There are more than 200 conditions that can cause a person to be of short stature, producing different body types. Woods says she had to be conservative, focusing first on people with achondroplasia, the most common of them, and suggesting easy alterations that would make her designs work for women with other body types. (She was tight-lipped about her plans when I suggested that whoever manages to come up with a sizing scheme for people of short stature will have a valuable business opportunity.)

Body shape influenced a huge number of Woods’s decisions. She was inspired by Diane von Furstenberg’s wrap dress designs and the way they simultaneously help define the waist and conceal the midsection, making the form perfect for her clients because “we’re built so close and compact.”

She avoided horizontal stripes, chose bold colors for wrap dresses and blazers and picked out a small leopard print that wouldn’t overwhelm the designs and that would give her clients a pattern they could wear from season to season. “My goal,” Woods says of patterns, “was to find a print that’s not going to make you look wide, or much bigger than you really are, and something that will give you length.”
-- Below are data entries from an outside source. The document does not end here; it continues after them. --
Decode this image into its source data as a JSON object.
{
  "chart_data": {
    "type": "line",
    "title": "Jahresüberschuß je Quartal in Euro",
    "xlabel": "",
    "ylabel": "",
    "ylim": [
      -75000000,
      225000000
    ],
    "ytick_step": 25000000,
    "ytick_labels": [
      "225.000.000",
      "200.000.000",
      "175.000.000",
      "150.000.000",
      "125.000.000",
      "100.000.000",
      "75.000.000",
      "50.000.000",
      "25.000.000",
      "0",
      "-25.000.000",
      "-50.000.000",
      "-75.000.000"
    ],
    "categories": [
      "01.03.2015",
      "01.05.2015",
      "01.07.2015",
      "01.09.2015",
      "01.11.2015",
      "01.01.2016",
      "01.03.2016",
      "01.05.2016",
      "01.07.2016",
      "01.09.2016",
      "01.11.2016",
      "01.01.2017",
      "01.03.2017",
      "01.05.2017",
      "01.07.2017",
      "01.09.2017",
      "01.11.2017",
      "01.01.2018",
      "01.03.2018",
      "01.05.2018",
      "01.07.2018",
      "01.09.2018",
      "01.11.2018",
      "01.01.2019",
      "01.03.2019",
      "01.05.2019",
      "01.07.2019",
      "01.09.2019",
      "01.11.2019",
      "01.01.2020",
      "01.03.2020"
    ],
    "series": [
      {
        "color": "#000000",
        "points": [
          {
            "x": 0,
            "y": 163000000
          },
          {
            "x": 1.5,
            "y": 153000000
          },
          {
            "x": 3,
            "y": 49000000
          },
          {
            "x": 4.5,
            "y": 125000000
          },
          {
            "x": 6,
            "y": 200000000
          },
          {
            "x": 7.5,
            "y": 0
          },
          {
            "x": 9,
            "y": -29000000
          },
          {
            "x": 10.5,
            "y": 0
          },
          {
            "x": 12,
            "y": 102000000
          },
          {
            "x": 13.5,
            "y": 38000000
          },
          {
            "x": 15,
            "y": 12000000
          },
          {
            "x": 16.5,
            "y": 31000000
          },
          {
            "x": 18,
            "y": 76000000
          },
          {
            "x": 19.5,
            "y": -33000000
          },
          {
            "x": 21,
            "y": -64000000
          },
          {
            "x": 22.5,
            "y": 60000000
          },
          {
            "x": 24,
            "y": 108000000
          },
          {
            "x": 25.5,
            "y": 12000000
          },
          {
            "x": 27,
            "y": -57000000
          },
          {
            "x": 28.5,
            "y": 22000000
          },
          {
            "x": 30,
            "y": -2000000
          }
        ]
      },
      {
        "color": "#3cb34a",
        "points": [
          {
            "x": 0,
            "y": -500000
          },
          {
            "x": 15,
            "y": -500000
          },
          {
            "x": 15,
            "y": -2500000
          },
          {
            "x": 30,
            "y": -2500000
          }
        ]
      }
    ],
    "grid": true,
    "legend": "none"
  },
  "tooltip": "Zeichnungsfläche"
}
Woods is clear that she’s set a difficult project for herself. It’s hard to attract investors for a niche business. Woods isn’t even trying to keep up with the four-seasons-a-year pace of bigger designers. And while she has ambitions for a men’s line and a children’s line, right now, she’s focused on building her women’s clothing business — and on teaching other people with dwarfism that they can expect better when it comes to clothes, rather than defaulting to ill-fitting alterations or settling for children’s clothes even after they’ve reached adulthood.

“You look at this generation of little people. They’re attending college, and basically they need to dress the part. My brand will help build confidence and my goal is to provide little people women with the tools to help become successful. You look good, you feel good,” Woods argues. “When you try on clothes that fit your body, it’s like an awakening.”